Intellectual property laws don't "protect" inventors or creators; they protect the IP owner, who is, quite often:
1. The first of several people with the same idea to make it to a patent office, giving them the exclusive right profit off that idea while locking the other inventors out of the profitable production of their own inventions. (E.g., all of the people who invented the telephone besides Alexander Graham Bell.)
2. A bulk purchaser of IP, like Disney, or a publisher for whom a creator works, like Disney.
In the realm of creators, let's use Batman as an example. Who created Batman? On the title page of every comic or movie featuring him, there appears in the opening credits the line, "Batman created by Bob Kane and Bill Finger."* But that's not really true. Bob Kane and Bill Finger were
initial creators, obviously, but the Batman we see today was created just as much by later writers and artists, such as Denny O'Neil, Neal Adams, Frank Miller, Grant Morrison, Paul Dini, Alan Moore, David Mazzucchelli, Brian Bolland, Jeph Loeb, Tim Sale, Bruce Timm, Scott Snyder and Greg Capullo, just to name few. (And it is just a few; those are just the writers and pencillers, not even the inkers and colorists. And that's not even touching on the people who create the actual physical or digitized final product, who I would argue deserve as much compensation as the writers and artists.) Batman is essentially new American folklore, being in a constant state of creation by the hands of many people.
*Bob Kane created the name "Bat-Man" and Bill Finger create the look and name "Bruce Wayne". They created the rest together. For years, though, it was just, "Batman created by Bob Kane," and Bill Finger's estate had to fight for credit.
These people get compensated handsomely, of course (unlike the aforementioned printers and uploaders), but they just make a fraction of what DC itself (and above it, Warner Bros., WarnerMedia above that, and above
that, as of June of this year, AT&T) makes, despite the fact that the legal entities known as "DC Comics" and the rest didn't do anything to create Batman then or now. They're entitled to nothing beyond what they invested, plus a risk premium. But because DC "owns" Batman, they (read: whoever is on the board of directors at the time) get to perpetually skim the profits generated by the labor of others: the writers, pencillers, inkers, colorists, print shop workers, digital distribution personnel, etc. If the entire production staff of all of the Batman titles from writer to printing press tech left to go make Batman comics independently, these creators and producers would be sued into oblivion, because DC "owns" Batman and therefore "owns" those comics that others produced with their own equipment and stock material. And if those comics featured appearances by other new folklore characters like Superman or Wonder Woman, they'd be sued for three times as much.
That's
one character in
one medium. That's not even mentioning all of the small moving parts that go into making a Justice League movie, the bulk of the profits of which go to DC and Warner Bros., which made nothing.

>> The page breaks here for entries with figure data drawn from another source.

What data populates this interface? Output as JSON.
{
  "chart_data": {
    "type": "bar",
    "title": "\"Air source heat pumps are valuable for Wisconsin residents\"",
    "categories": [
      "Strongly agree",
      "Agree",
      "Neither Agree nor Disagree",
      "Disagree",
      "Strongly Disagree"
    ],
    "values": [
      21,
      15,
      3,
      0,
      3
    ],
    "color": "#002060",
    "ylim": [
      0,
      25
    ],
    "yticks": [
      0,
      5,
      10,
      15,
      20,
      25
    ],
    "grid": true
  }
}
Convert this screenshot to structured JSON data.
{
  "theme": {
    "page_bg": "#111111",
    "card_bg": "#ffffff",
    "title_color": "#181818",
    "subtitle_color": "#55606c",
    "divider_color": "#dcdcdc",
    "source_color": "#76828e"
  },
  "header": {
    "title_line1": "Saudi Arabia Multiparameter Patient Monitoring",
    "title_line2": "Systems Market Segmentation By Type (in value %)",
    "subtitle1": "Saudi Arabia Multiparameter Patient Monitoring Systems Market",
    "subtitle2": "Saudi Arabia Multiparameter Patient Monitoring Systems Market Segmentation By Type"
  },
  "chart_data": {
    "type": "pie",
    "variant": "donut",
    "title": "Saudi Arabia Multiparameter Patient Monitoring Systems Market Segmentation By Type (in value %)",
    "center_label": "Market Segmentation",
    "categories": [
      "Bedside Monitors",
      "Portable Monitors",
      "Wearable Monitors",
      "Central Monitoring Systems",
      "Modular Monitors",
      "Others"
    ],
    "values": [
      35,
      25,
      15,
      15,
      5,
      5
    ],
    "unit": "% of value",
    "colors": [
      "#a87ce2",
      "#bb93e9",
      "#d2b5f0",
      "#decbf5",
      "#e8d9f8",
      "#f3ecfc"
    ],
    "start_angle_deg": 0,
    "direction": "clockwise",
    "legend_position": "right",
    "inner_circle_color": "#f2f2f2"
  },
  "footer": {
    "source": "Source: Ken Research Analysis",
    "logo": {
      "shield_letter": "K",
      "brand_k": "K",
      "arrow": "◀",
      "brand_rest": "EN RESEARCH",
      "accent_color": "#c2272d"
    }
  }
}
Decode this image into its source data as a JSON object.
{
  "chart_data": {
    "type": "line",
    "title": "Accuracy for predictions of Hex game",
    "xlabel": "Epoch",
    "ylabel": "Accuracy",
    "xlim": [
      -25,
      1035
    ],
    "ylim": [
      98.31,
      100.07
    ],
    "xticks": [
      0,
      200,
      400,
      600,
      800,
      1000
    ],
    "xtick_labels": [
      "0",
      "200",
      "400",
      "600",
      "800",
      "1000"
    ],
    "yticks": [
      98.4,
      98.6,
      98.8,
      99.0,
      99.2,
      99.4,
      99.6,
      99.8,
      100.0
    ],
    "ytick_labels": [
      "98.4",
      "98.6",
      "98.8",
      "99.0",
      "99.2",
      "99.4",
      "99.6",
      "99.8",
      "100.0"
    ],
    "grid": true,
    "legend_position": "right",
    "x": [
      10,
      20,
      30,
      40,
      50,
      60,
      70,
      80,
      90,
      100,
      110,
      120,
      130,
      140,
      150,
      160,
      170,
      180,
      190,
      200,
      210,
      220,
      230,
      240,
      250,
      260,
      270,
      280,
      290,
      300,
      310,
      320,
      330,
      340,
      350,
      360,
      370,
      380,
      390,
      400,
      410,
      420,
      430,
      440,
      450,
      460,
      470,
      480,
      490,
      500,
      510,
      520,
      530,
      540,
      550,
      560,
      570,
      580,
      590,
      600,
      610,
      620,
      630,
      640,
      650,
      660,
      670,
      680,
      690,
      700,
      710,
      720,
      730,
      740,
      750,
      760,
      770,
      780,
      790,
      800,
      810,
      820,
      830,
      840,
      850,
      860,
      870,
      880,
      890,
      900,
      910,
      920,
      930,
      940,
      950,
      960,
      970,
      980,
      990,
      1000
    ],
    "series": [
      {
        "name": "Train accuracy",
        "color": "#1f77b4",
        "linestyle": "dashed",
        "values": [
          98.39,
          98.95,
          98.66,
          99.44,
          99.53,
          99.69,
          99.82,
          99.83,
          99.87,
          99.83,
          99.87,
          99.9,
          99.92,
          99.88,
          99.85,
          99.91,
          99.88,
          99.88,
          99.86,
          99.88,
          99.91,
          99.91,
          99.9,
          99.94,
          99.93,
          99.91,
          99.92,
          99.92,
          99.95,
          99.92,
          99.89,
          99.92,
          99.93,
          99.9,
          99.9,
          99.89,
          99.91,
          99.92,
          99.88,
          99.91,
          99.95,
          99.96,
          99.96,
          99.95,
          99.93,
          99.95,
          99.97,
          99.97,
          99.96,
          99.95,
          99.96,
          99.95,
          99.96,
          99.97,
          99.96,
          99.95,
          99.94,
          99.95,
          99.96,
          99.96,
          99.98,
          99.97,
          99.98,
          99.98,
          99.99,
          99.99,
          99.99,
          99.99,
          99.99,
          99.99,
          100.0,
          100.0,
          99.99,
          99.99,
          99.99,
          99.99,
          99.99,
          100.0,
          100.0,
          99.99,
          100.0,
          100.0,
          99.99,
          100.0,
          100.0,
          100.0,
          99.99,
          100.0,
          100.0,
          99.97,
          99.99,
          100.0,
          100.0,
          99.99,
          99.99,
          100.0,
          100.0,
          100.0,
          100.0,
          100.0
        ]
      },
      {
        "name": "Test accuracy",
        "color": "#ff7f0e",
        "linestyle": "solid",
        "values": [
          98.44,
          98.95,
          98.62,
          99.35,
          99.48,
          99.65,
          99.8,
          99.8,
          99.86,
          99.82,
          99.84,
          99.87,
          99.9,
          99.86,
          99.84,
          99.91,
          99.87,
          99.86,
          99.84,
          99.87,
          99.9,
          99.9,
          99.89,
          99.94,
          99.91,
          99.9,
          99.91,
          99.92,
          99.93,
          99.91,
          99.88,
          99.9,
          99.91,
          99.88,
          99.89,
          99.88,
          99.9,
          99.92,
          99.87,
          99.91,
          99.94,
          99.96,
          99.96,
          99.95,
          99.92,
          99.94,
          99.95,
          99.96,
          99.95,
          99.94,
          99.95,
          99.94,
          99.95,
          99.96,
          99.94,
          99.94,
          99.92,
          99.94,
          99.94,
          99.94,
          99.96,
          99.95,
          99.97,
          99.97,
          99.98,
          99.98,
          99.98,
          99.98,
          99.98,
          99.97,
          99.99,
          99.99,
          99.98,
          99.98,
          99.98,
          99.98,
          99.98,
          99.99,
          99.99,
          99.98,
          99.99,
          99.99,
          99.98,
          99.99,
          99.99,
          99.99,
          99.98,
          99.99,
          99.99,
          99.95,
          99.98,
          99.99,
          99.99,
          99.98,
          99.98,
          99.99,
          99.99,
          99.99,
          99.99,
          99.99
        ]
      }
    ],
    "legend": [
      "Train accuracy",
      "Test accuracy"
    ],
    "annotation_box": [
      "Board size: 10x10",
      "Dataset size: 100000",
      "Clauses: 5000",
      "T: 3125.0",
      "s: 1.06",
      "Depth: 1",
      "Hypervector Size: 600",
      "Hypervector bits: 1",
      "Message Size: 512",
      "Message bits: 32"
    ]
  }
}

Property rights developed and evolved to deal with issues of scarcity whereas intellectual property relies on the state
creating artificial scarcity. (And scarcity doesn't get much more artificial than limiting the creation of a folk story to one company or licensed group.) "Intellectual property", really meaning ideas and knowledge, aren't property at all and "protecting" them requires not only infringing on rights of actual, physical property to enforce (e.g., the independent-produced Batman comic. For an even more blatant example of this in the tech sector, look no further than the fact that no one can open a store dedicated to fixing Apple products without buying a license from Apple even if the store is openly advertised as being completely independent and unaffiliated with them and even though "Apple", like "DC", didn't really invent jack shit), but claiming the product of others' work as your own.
I started responding to another of your posts on this topic in another thread, but I think it makes more sense to respond to it here.
She's an IP lawyer for a pharmaceutical company!?! That's one of the most corrupt industries on Earth, and intellectual property laws are what prop it up; a huge chunk of the R&D goes into inventing and patenting redundant drugs to stop or slow the creation of cheap generic alternatives to expense brand-name drugs. What IP laws protect Big Pharma from is improvement, innovation, and competition.
So your argument for JoeH getting paid mad royalties is that he pays U2 for a license?